Les crédits carbone, une arnaque pour les peuples des forêts?

En 5 ans, une société a réussi à négocier les droits de 38 millions ha de forêt avec les communautés autochtones, sans qu’aucun projet concret n’ait vu le jour. Le gouvernement dénonce des accords frauduleux, permettant à l’entreprise de s’accaparer 50% des fonds.

Par GVadmin Modifié le 3 août 2012 à 17 h 11
Parc national de Tayrona. © fabulousfabs (Flickr.com)

Une société a réussi en cinq ans seulement à négocier les droits de 38 millions d’hectares de forêt avec les communautés autochtones, sans qu’aucun projet concret n’ait vu le jour. Le gouvernement dénonce des accords frauduleux, permettant à l’entreprise de s’accaparer 50% des fonds.

Indigènes colombiens.

Toute cette histoire de crédits carbone ne serait-elle que du pipeau? © inyucho (Flickr.com)

Fernando Agudelo, vice-président de l’entreprise CI Progress, se rappelle de l’arrivée des bourses du carbone en 2006, et d’un nouvel outil des Nations Unies censé mettre un frein à la déforestation et promouvoir le développement local : le programme de "Réduction des émissions dues au déboisement et à la dégradation des forêts" (REDD).

Son principe est simple : il consiste à faire en sorte que la forêt vaille plus cher sur pied que coupée, en finançant des activités liées à sa préservation. Pour prétendre aux compensations du système REDD, il s’agissait alors de s’approprier au plus vite les droits des surfaces boisées du pays. C’est ainsi que la course a commencé.

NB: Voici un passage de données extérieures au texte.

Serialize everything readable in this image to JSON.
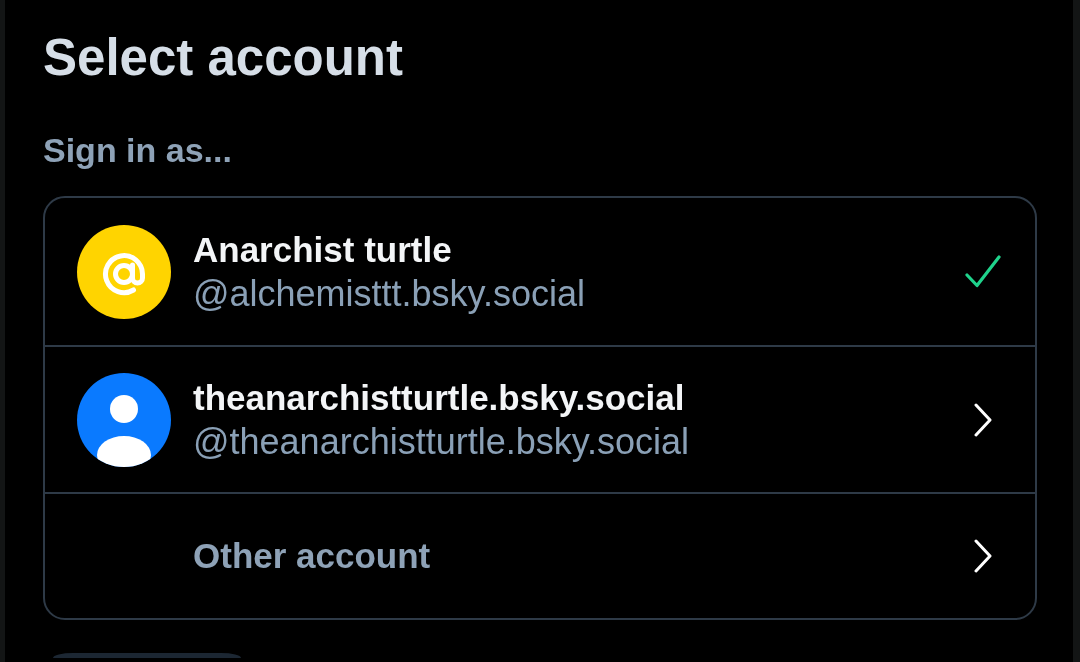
{
  "title": "Select account",
  "subtitle": "Sign in as...",
  "accounts": [
    {
      "kind": "account",
      "avatar": {
        "kind": "at",
        "color": "#ffd400"
      },
      "name": "Anarchist turtle",
      "handle": "@alchemisttt.bsky.social",
      "selected": true
    },
    {
      "kind": "account",
      "avatar": {
        "kind": "person",
        "color": "#0a7aff"
      },
      "name": "theanarchistturtle.bsky.social",
      "handle": "@theanarchistturtle.bsky.social",
      "selected": false
    },
    {
      "kind": "other",
      "label": "Other account",
      "selected": false
    }
  ]
}
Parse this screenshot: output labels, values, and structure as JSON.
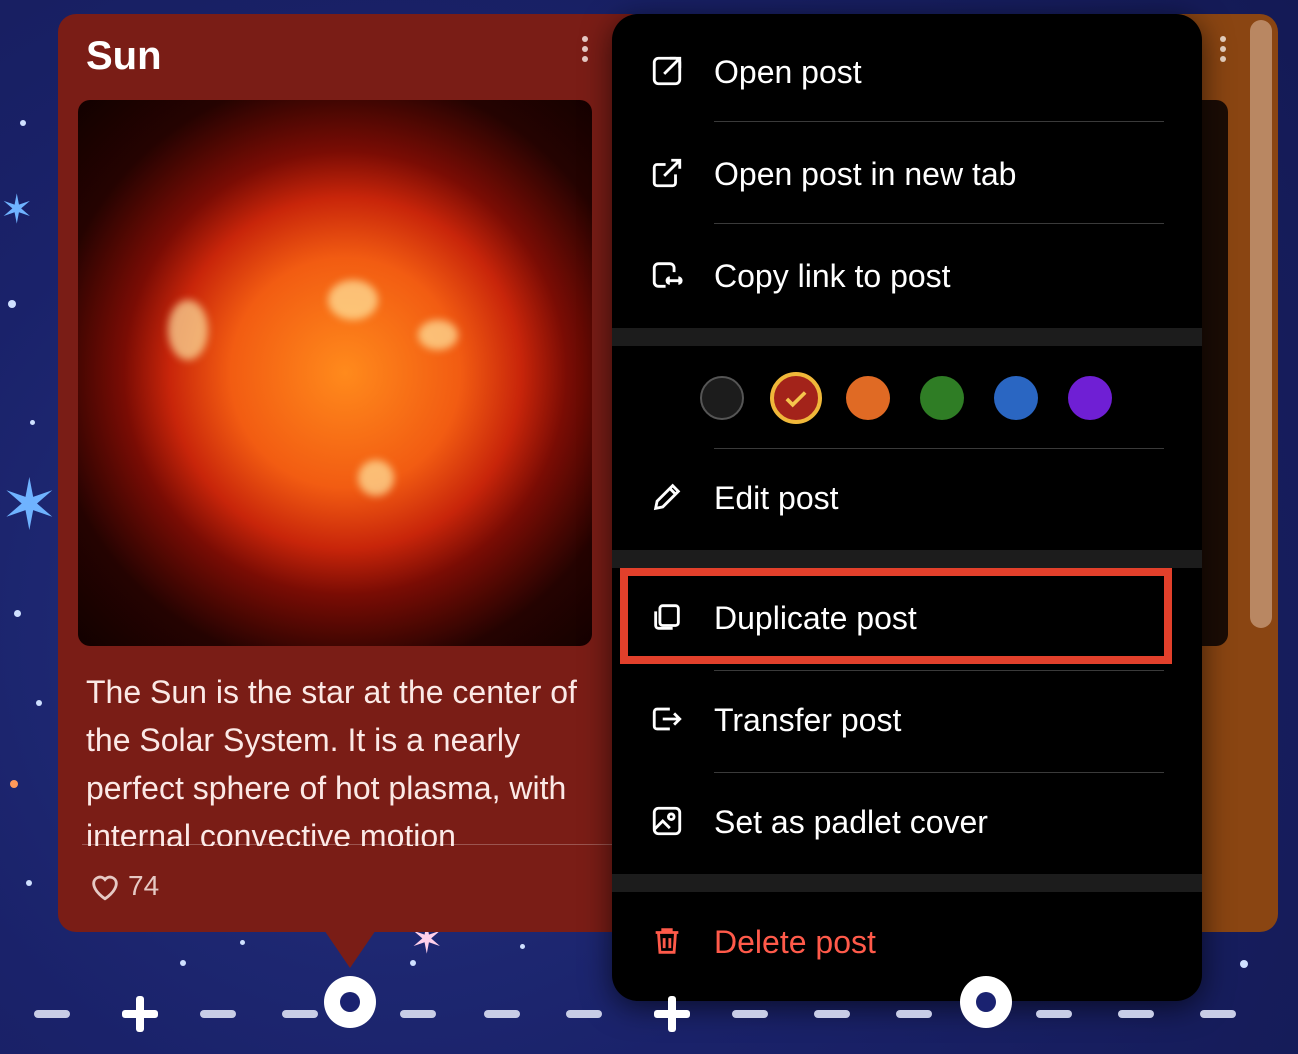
{
  "post": {
    "title": "Sun",
    "body": "The Sun is the star at the center of the Solar System. It is a nearly perfect sphere of hot plasma, with internal convective motion",
    "likes": "74"
  },
  "menu": {
    "items": [
      {
        "label": "Open post",
        "icon": "expand-icon"
      },
      {
        "label": "Open post in new tab",
        "icon": "external-link-icon"
      },
      {
        "label": "Copy link to post",
        "icon": "copy-link-icon"
      },
      {
        "label": "Edit post",
        "icon": "pencil-icon"
      },
      {
        "label": "Duplicate post",
        "icon": "duplicate-icon"
      },
      {
        "label": "Transfer post",
        "icon": "transfer-icon"
      },
      {
        "label": "Set as padlet cover",
        "icon": "image-icon"
      },
      {
        "label": "Delete post",
        "icon": "trash-icon"
      }
    ],
    "colors": [
      {
        "name": "black",
        "hex": "#1c1c1c",
        "selected": false
      },
      {
        "name": "red",
        "hex": "#a3231a",
        "selected": true
      },
      {
        "name": "orange",
        "hex": "#e06a24",
        "selected": false
      },
      {
        "name": "green",
        "hex": "#2f7d25",
        "selected": false
      },
      {
        "name": "blue",
        "hex": "#2a66c2",
        "selected": false
      },
      {
        "name": "purple",
        "hex": "#6f1fd4",
        "selected": false
      }
    ],
    "highlighted_item": "Duplicate post"
  },
  "colors": {
    "card_bg": "#7a1d16",
    "menu_bg": "#000000",
    "danger": "#ff5a4a",
    "highlight_border": "#e2402b"
  }
}
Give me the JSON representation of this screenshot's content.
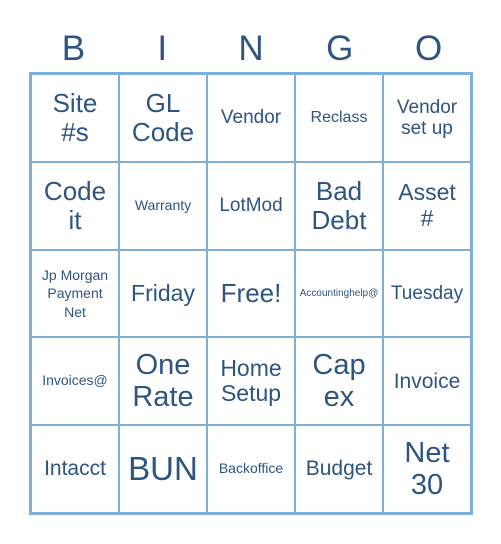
{
  "header": {
    "letters": [
      "B",
      "I",
      "N",
      "G",
      "O"
    ]
  },
  "colors": {
    "text": "#2e5580",
    "border": "#7fafd6",
    "background": "#ffffff"
  },
  "cells": [
    [
      "Site #s",
      "GL Code",
      "Vendor",
      "Reclass",
      "Vendor set up"
    ],
    [
      "Code it",
      "Warranty",
      "LotMod",
      "Bad Debt",
      "Asset #"
    ],
    [
      "Jp Morgan Payment Net",
      "Friday",
      "Free!",
      "Accountinghelp@",
      "Tuesday"
    ],
    [
      "Invoices@",
      "One Rate",
      "Home Setup",
      "Cap ex",
      "Invoice"
    ],
    [
      "Intacct",
      "BUN",
      "Backoffice",
      "Budget",
      "Net 30"
    ]
  ]
}
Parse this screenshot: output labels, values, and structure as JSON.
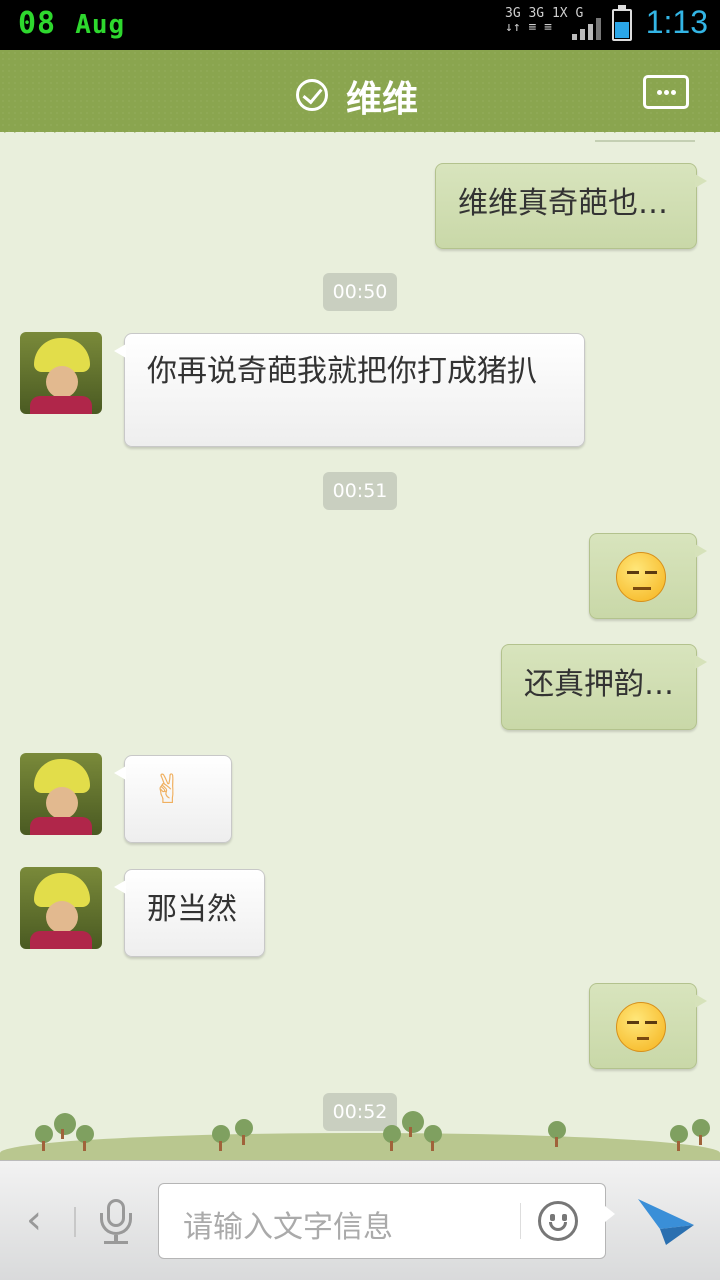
{
  "status_bar": {
    "date_day": "08",
    "date_month": "Aug",
    "network_line1": "3G 3G 1X G",
    "network_line2": "↓↑ ≡ ≡",
    "time": "1:13",
    "battery_color": "#2aa6e8"
  },
  "header": {
    "title": "维维",
    "verified_icon": "check-circle-icon",
    "menu_icon": "chat-menu-icon",
    "bg_color": "#8aa54f"
  },
  "messages": [
    {
      "side": "out",
      "type": "text",
      "text": "维维真奇葩也…"
    },
    {
      "type": "timestamp",
      "text": "00:50"
    },
    {
      "side": "in",
      "type": "text",
      "text": "你再说奇葩我就把你打成猪扒"
    },
    {
      "type": "timestamp",
      "text": "00:51"
    },
    {
      "side": "out",
      "type": "emoji",
      "emoji": "sweat-face-icon"
    },
    {
      "side": "out",
      "type": "text",
      "text": "还真押韵…"
    },
    {
      "side": "in",
      "type": "emoji",
      "emoji": "victory-hand-icon"
    },
    {
      "side": "in",
      "type": "text",
      "text": "那当然"
    },
    {
      "side": "out",
      "type": "emoji",
      "emoji": "tease-face-icon"
    },
    {
      "type": "timestamp",
      "text": "00:52"
    }
  ],
  "input_bar": {
    "placeholder": "请输入文字信息",
    "back_icon": "chevron-left-icon",
    "voice_icon": "microphone-icon",
    "emoji_icon": "smiley-icon",
    "send_icon": "paper-plane-send-icon",
    "send_color": "#3a8fd8"
  }
}
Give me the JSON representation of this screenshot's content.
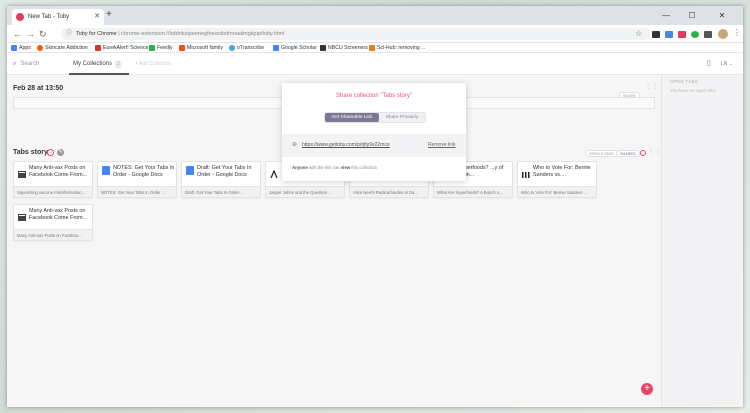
{
  "tab": {
    "title": "New Tab - Toby",
    "new": "+"
  },
  "window": {
    "min": "—",
    "max": "☐",
    "close": "✕"
  },
  "address": {
    "lock": "ⓘ",
    "host": "Toby for Chrome",
    "path": "chrome-extension://hddnkoipeenegfoeaoibdmnaalmgkpip/toby.html",
    "star": "☆"
  },
  "bookmarks": [
    {
      "label": "Apps",
      "color": "#4a86e8"
    },
    {
      "label": "Skincare Addiction",
      "color": "#ff5700"
    },
    {
      "label": "EurekAlert! Science ...",
      "color": "#d33"
    },
    {
      "label": "Feedly",
      "color": "#2bb24c"
    },
    {
      "label": "Microsoft family",
      "color": "#f25022"
    },
    {
      "label": "oTranscribe",
      "color": "#4aa3df"
    },
    {
      "label": "Google Scholar",
      "color": "#4285f4"
    },
    {
      "label": "NBCU Screeners",
      "color": "#333"
    },
    {
      "label": "Sci-Hub: removing ...",
      "color": "#e67e22"
    }
  ],
  "toolbar": {
    "search": "Search",
    "search_icon": "⌕",
    "collections": "My Collections",
    "count": "2",
    "add": "+ Add Collection"
  },
  "sidebar": {
    "heading": "OPEN TABS",
    "empty": "You have no open tabs"
  },
  "section1": {
    "title": "Feb 28 at 13:50",
    "share": "SHARE"
  },
  "section2": {
    "title": "Tabs story",
    "open": "OPEN 9 TABS",
    "share": "SHARED"
  },
  "cards": [
    {
      "title": "Many Anti-vax Posts on Facebook Come From...",
      "url": "Squelching vaccine misinformation...",
      "icon": "news"
    },
    {
      "title": "NOTES: Get Your Tabs In Order - Google Docs",
      "url": "NOTES: Get Your Tabs In Order ...",
      "icon": "doc"
    },
    {
      "title": "Draft: Get Your Tabs In Order - Google Docs",
      "url": "Draft: Get Your Tabs In Order ...",
      "icon": "doc"
    },
    {
      "title": "",
      "url": "Jasper Johns and the Question ...",
      "icon": "art"
    },
    {
      "title": "",
      "url": "Alice Neel's Radical Nudes at Da...",
      "icon": "art"
    },
    {
      "title": "...e Superfoods? ...y of Marketin...",
      "url": "What Are Superfoods? A Bunch o...",
      "icon": "news"
    },
    {
      "title": "Who to Vote For: Bernie Sanders vs....",
      "url": "Who to Vote For: Bernie Sanders ...",
      "icon": "nyt"
    },
    {
      "title": "Many Anti-vax Posts on Facebook Come From...",
      "url": "Many Anti-vax Posts on Faceboo...",
      "icon": "news"
    }
  ],
  "modal": {
    "title": "Share collection \"Tabs story\"",
    "active": "Get Shareable Link",
    "inactive": "Share Privately",
    "link": "https://www.gettoby.com/p/qtly9v22rnce",
    "remove": "Remove link",
    "note_a": "Anyone",
    "note_b": " with the link can ",
    "note_c": "view",
    "note_d": " this collection"
  },
  "fab": "+"
}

Luis Ignacio Gil, fondateur de l’entreprise CI Progress, s’est vite aperçu que les grands propriétaires de forêts étaient essentiellement les communautés autochtones et les communautés afro-colombiennes, à qui l’État avait permis de récupérer dans les années 80 quelque 35 millions d’hectares de terres.

Acheter l’oxygène, une activité lucrative

Au terme d’un processus long et coûteux, impliquant de faire venir les chefs de communautés jusqu’à Cali pour qu’ils signent des procurations, CI Progress allait alors s’approprier les droits de 38 millions d’hectares de terrain. Pour négocier du "carbone" en Colombie, il fallait dorénavant passer par cette entreprise. Le succès de ce modèle allait même pousser CI Progress à l’exporter dans les pays voisins, notamment au Panama, en Équateur et au Pérou.

D’autres "investisseurs" peu scrupuleux se sont engouffrés dans la brèche et n’ont pas hésité à démarcher les propriétaires terriens en leur promettant "d’acheter de l’oxygène", ou en profitant du peu de connaissances des communautés autochtones pour leur faire signer tout et n’importe quoi.

Après avoir reçu de nombreuses plaintes, le ministère de l’Environnement a dû envoyer des fonctionnaires battre les campagnes pour expliquer aux propriétaires terriens les rudiments du fonctionnement des crédits carbone et mettre fin aux escroqueries.

Un marché du carbone incontrôlable

Le ministère s’est aussi intéressé à CI Progress, et a découvert que l’acteur le plus important du marché du carbone de Colombie n’avait toujours réalisé aucun projet. Qui plus est, les contrats signés par l'entreprise stipulent que seuls 50% des fonds sont destinés à des projets au sein des communautés, les autres 50% restant entre les mains de l’entreprise.

D’importantes irrégularités ont également été constatées, les communautés n’ayant pas été consultées avant la signature des accords, comme l’exige la loi. Il appartient désormais aux tribunaux de trancher sur la légalité des activités de CI Progress, au cours de ce qui s’annonce comme un long feuilleton juridique.

Déjà contesté sur le fond parce qu’il permet aux entreprises de s’affranchir de leur devoir de réduction d’émissions en échange de la protection d’une zone forestière dans un pays en développement, le système REDD ouvre la porte à des abus en tout genre et met en évidence l’impossibilité de réguler efficacement un marché du carbone devenu trop complexe.